Margaret Gunter, ACHE’s government relations director, said the U.S. Senate’s $2.2 trillion proposed coronavirus stimulus bill includes for higher education: emergency aid to students and institutions; access to low-cost capital; technology implementation funding; and temporary regulatory flexibility.
Limiting access to campus premises, Alabama universities and colleges have made independent decisions pertaining to on-campus housing, dining and other campus facilities.
The University of North Alabama has closed its on-campus housing facilities.
For international students, many universities are making accommodations for students who cannot return home to stay on campus or find alternative housing.
With campuses adjusting to the needs of their community, universities and colleges face the decision on whether or not to cancel or postpone spring commencement ceremonies. Some universities have already canceled or postponed their ceremonies, while others are awaiting a final decision.
University of Alabama canceled on-campus activities for the remainder of the semester, including commencement.

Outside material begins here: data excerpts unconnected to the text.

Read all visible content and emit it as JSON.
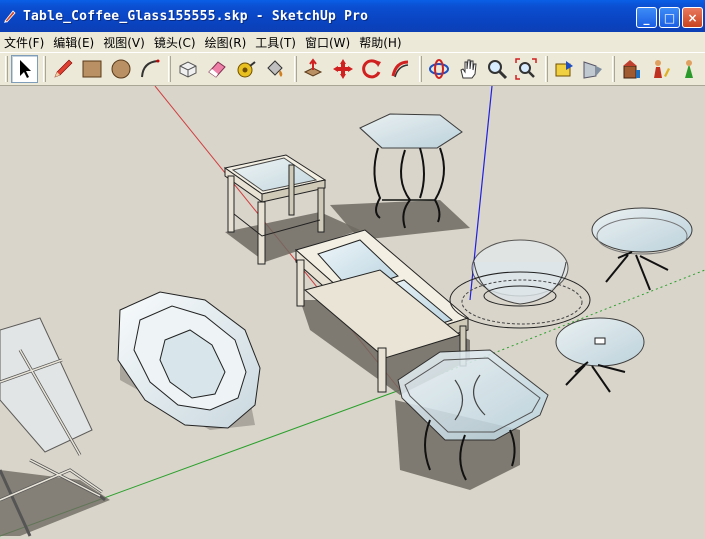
{
  "window": {
    "title": "Table_Coffee_Glass155555.skp - SketchUp Pro",
    "minimize_label": "_",
    "maximize_label": "□",
    "close_label": "×"
  },
  "menu": {
    "items": [
      {
        "label": "文件(F)"
      },
      {
        "label": "编辑(E)"
      },
      {
        "label": "视图(V)"
      },
      {
        "label": "镜头(C)"
      },
      {
        "label": "绘图(R)"
      },
      {
        "label": "工具(T)"
      },
      {
        "label": "窗口(W)"
      },
      {
        "label": "帮助(H)"
      }
    ]
  },
  "toolbar": {
    "tools": [
      {
        "name": "select-tool",
        "icon": "arrow-cursor-icon"
      },
      {
        "name": "line-tool",
        "icon": "pencil-icon"
      },
      {
        "name": "rectangle-tool",
        "icon": "rectangle-icon"
      },
      {
        "name": "circle-tool",
        "icon": "circle-icon"
      },
      {
        "name": "arc-tool",
        "icon": "arc-icon"
      },
      {
        "name": "make-component-tool",
        "icon": "component-icon"
      },
      {
        "name": "eraser-tool",
        "icon": "eraser-icon"
      },
      {
        "name": "tape-measure-tool",
        "icon": "tape-measure-icon"
      },
      {
        "name": "paint-bucket-tool",
        "icon": "paint-bucket-icon"
      },
      {
        "name": "push-pull-tool",
        "icon": "push-pull-icon"
      },
      {
        "name": "move-tool",
        "icon": "move-icon"
      },
      {
        "name": "rotate-tool",
        "icon": "rotate-icon"
      },
      {
        "name": "follow-me-tool",
        "icon": "follow-me-icon"
      },
      {
        "name": "orbit-tool",
        "icon": "orbit-icon"
      },
      {
        "name": "pan-tool",
        "icon": "hand-icon"
      },
      {
        "name": "zoom-tool",
        "icon": "magnifier-icon"
      },
      {
        "name": "zoom-extents-tool",
        "icon": "zoom-extents-icon"
      },
      {
        "name": "previous-view-tool",
        "icon": "previous-view-icon"
      },
      {
        "name": "next-view-tool",
        "icon": "next-view-icon"
      },
      {
        "name": "warehouse-tool",
        "icon": "warehouse-icon"
      },
      {
        "name": "components-tool",
        "icon": "components-icon"
      },
      {
        "name": "position-camera-tool",
        "icon": "position-camera-icon"
      }
    ],
    "colors": {
      "active_border": "#7f9db9",
      "bg": "#ece9d8"
    }
  },
  "scene": {
    "background": "#d9d5cb",
    "axis_red": "#d04040",
    "axis_green": "#2aa02a",
    "axis_blue": "#2020e0"
  }
}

“We are actively exploring and hope to provide alternative means of recognizing the significant achievements of graduates and students earning honors, but it is too early to make those plans firm,” a university statement to students said.
Auburn University moved to remote classes for the remainder of this semester and requested that students who live on campus not come back after spring break.

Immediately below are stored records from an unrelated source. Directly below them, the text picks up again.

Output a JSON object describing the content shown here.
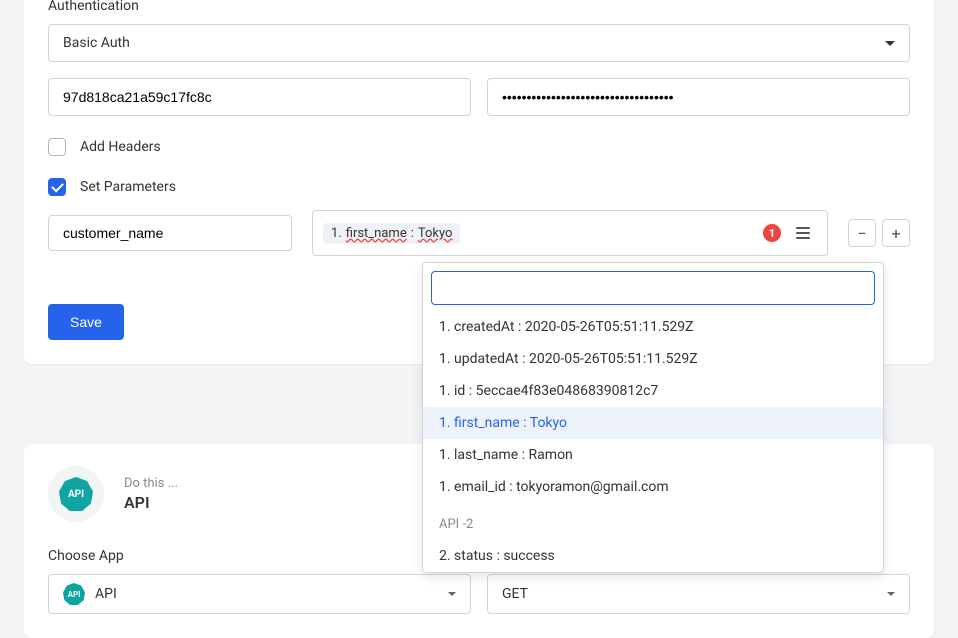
{
  "auth": {
    "label": "Authentication",
    "type": "Basic Auth",
    "username": "97d818ca21a59c17fc8c",
    "password_mask": "•••••••••••••••••••••••••••••••••••"
  },
  "headers": {
    "label": "Add Headers",
    "checked": false
  },
  "parameters": {
    "label": "Set Parameters",
    "checked": true,
    "key": "customer_name",
    "value_tag_prefix": "1.",
    "value_tag_key": "first_name",
    "value_tag_sep": ":",
    "value_tag_val": "Tokyo",
    "badge_count": "1"
  },
  "save_label": "Save",
  "dropdown": {
    "search_value": "",
    "items": [
      {
        "text": "1. createdAt : 2020-05-26T05:51:11.529Z",
        "selected": false
      },
      {
        "text": "1. updatedAt : 2020-05-26T05:51:11.529Z",
        "selected": false
      },
      {
        "text": "1. id : 5eccae4f83e04868390812c7",
        "selected": false
      },
      {
        "text": "1. first_name : Tokyo",
        "selected": true
      },
      {
        "text": "1. last_name : Ramon",
        "selected": false
      },
      {
        "text": "1. email_id : tokyoramon@gmail.com",
        "selected": false
      }
    ],
    "group2_label": "API -2",
    "group2_items": [
      {
        "text": "2. status : success",
        "selected": false
      }
    ]
  },
  "bottom": {
    "do_label": "Do this ...",
    "app_name": "API",
    "choose_label": "Choose App",
    "app_selected": "API",
    "method_selected": "GET",
    "icon_text": "API"
  }
}
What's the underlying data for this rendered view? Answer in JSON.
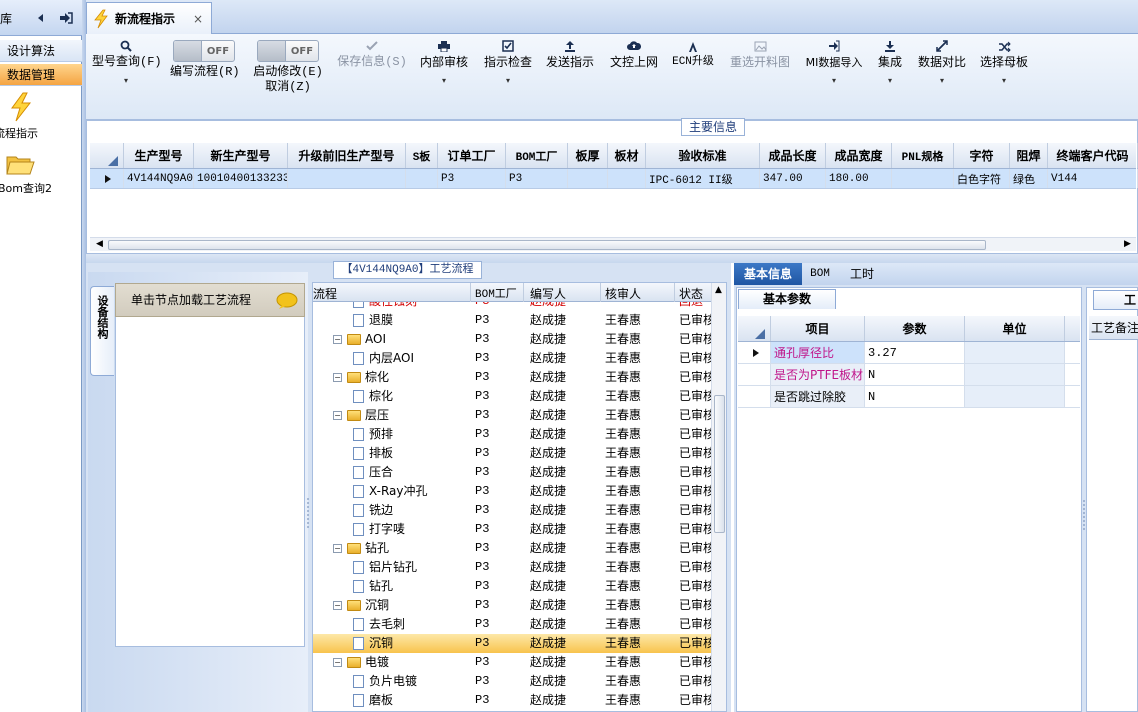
{
  "left_nav": {
    "title_fragment": "库",
    "sections": [
      "设计算法",
      "数据管理"
    ],
    "items": [
      {
        "label": "流程指示",
        "icon": "lightning-icon"
      },
      {
        "label": "Bom查询2",
        "icon": "folder-open-icon"
      }
    ]
  },
  "tab": {
    "label": "新流程指示",
    "close": "×"
  },
  "toolbar": {
    "buttons": [
      {
        "label": "型号查询(F)",
        "icon": "search-icon",
        "arrow": "▾"
      },
      {
        "label": "编写流程(R)",
        "toggle": "OFF"
      },
      {
        "label": "启动修改(E)",
        "label2": "取消(Z)",
        "toggle": "OFF"
      },
      {
        "label": "保存信息(S)",
        "icon": "check-icon",
        "disabled": true
      },
      {
        "label": "内部审核",
        "icon": "printer-icon",
        "arrow": "▾"
      },
      {
        "label": "指示检查",
        "icon": "checkbox-icon",
        "arrow": "▾"
      },
      {
        "label": "发送指示",
        "icon": "upload-icon"
      },
      {
        "label": "文控上网",
        "icon": "cloud-upload-icon"
      },
      {
        "label": "ECN升级",
        "icon": "upgrade-icon"
      },
      {
        "label": "重选开料图",
        "icon": "image-icon",
        "disabled": true
      },
      {
        "label": "MI数据导入",
        "icon": "import-icon",
        "arrow": "▾"
      },
      {
        "label": "集成",
        "icon": "download-icon",
        "arrow": "▾"
      },
      {
        "label": "数据对比",
        "icon": "compare-icon",
        "arrow": "▾"
      },
      {
        "label": "选择母板",
        "icon": "shuffle-icon",
        "arrow": "▾"
      }
    ]
  },
  "main_info": {
    "title": "主要信息",
    "columns": [
      "生产型号",
      "新生产型号",
      "升级前旧生产型号",
      "S板",
      "订单工厂",
      "BOM工厂",
      "板厚",
      "板材",
      "验收标准",
      "成品长度",
      "成品宽度",
      "PNL规格",
      "字符",
      "阻焊",
      "终端客户代码"
    ],
    "row": [
      "4V144NQ9A0",
      "10010400133233",
      "",
      "",
      "P3",
      "P3",
      "",
      "",
      "IPC-6012 II级",
      "347.00",
      "180.00",
      "",
      "白色字符",
      "绿色",
      "V144"
    ]
  },
  "process": {
    "title": "【4V144NQ9A0】工艺流程",
    "side_tab": "设备结构",
    "hint": "单击节点加载工艺流程",
    "columns": [
      "流程",
      "BOM工厂",
      "编写人",
      "核审人",
      "状态"
    ],
    "rows": [
      {
        "name": "酸性蚀刻",
        "level": 2,
        "type": "doc",
        "bom": "P3",
        "writer": "赵成捷",
        "reviewer": "",
        "status": "回退",
        "red": true
      },
      {
        "name": "退膜",
        "level": 2,
        "type": "doc",
        "bom": "P3",
        "writer": "赵成捷",
        "reviewer": "王春惠",
        "status": "已审核"
      },
      {
        "name": "AOI",
        "level": 1,
        "type": "folder",
        "bom": "P3",
        "writer": "赵成捷",
        "reviewer": "王春惠",
        "status": "已审核"
      },
      {
        "name": "内层AOI",
        "level": 2,
        "type": "doc",
        "bom": "P3",
        "writer": "赵成捷",
        "reviewer": "王春惠",
        "status": "已审核"
      },
      {
        "name": "棕化",
        "level": 1,
        "type": "folder",
        "bom": "P3",
        "writer": "赵成捷",
        "reviewer": "王春惠",
        "status": "已审核"
      },
      {
        "name": "棕化",
        "level": 2,
        "type": "doc",
        "bom": "P3",
        "writer": "赵成捷",
        "reviewer": "王春惠",
        "status": "已审核"
      },
      {
        "name": "层压",
        "level": 1,
        "type": "folder",
        "bom": "P3",
        "writer": "赵成捷",
        "reviewer": "王春惠",
        "status": "已审核"
      },
      {
        "name": "预排",
        "level": 2,
        "type": "doc",
        "bom": "P3",
        "writer": "赵成捷",
        "reviewer": "王春惠",
        "status": "已审核"
      },
      {
        "name": "排板",
        "level": 2,
        "type": "doc",
        "bom": "P3",
        "writer": "赵成捷",
        "reviewer": "王春惠",
        "status": "已审核"
      },
      {
        "name": "压合",
        "level": 2,
        "type": "doc",
        "bom": "P3",
        "writer": "赵成捷",
        "reviewer": "王春惠",
        "status": "已审核"
      },
      {
        "name": "X-Ray冲孔",
        "level": 2,
        "type": "doc",
        "bom": "P3",
        "writer": "赵成捷",
        "reviewer": "王春惠",
        "status": "已审核"
      },
      {
        "name": "铣边",
        "level": 2,
        "type": "doc",
        "bom": "P3",
        "writer": "赵成捷",
        "reviewer": "王春惠",
        "status": "已审核"
      },
      {
        "name": "打字唛",
        "level": 2,
        "type": "doc",
        "bom": "P3",
        "writer": "赵成捷",
        "reviewer": "王春惠",
        "status": "已审核"
      },
      {
        "name": "钻孔",
        "level": 1,
        "type": "folder",
        "bom": "P3",
        "writer": "赵成捷",
        "reviewer": "王春惠",
        "status": "已审核"
      },
      {
        "name": "铝片钻孔",
        "level": 2,
        "type": "doc",
        "bom": "P3",
        "writer": "赵成捷",
        "reviewer": "王春惠",
        "status": "已审核"
      },
      {
        "name": "钻孔",
        "level": 2,
        "type": "doc",
        "bom": "P3",
        "writer": "赵成捷",
        "reviewer": "王春惠",
        "status": "已审核"
      },
      {
        "name": "沉铜",
        "level": 1,
        "type": "folder",
        "bom": "P3",
        "writer": "赵成捷",
        "reviewer": "王春惠",
        "status": "已审核"
      },
      {
        "name": "去毛刺",
        "level": 2,
        "type": "doc",
        "bom": "P3",
        "writer": "赵成捷",
        "reviewer": "王春惠",
        "status": "已审核"
      },
      {
        "name": "沉铜",
        "level": 2,
        "type": "doc",
        "bom": "P3",
        "writer": "赵成捷",
        "reviewer": "王春惠",
        "status": "已审核",
        "selected": true
      },
      {
        "name": "电镀",
        "level": 1,
        "type": "folder",
        "bom": "P3",
        "writer": "赵成捷",
        "reviewer": "王春惠",
        "status": "已审核"
      },
      {
        "name": "负片电镀",
        "level": 2,
        "type": "doc",
        "bom": "P3",
        "writer": "赵成捷",
        "reviewer": "王春惠",
        "status": "已审核"
      },
      {
        "name": "磨板",
        "level": 2,
        "type": "doc",
        "bom": "P3",
        "writer": "赵成捷",
        "reviewer": "王春惠",
        "status": "已审核"
      }
    ]
  },
  "right_panel": {
    "tabs": [
      "基本信息",
      "BOM",
      "工时"
    ],
    "basic_title": "基本参数",
    "columns": [
      "项目",
      "参数",
      "单位"
    ],
    "rows": [
      {
        "item": "通孔厚径比",
        "value": "3.27",
        "unit": "",
        "pink": true
      },
      {
        "item": "是否为PTFE板材",
        "value": "N",
        "unit": "",
        "pink": true
      },
      {
        "item": "是否跳过除胶",
        "value": "N",
        "unit": "",
        "pink": false
      }
    ],
    "far_tab": "工",
    "far_label": "工艺备注"
  },
  "colors": {
    "accent": "#f4a443",
    "header_blue": "#c2d4ee",
    "pink_text": "#c0158a",
    "red_text": "#d20000"
  }
}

Commencement hasn’t been canceled yet and the university says more information on that will be released in the coming days.
For students looking at summer courses at Auburn, the university has said students are encouraged to work with their academic advisers to develop a plan.
No details have come out on whether Auburn will have on-campus classes or remote classes for the summer semester.
-- Alabama Daily News interns Abby Driggers and Devin Pavlou contributed to this report.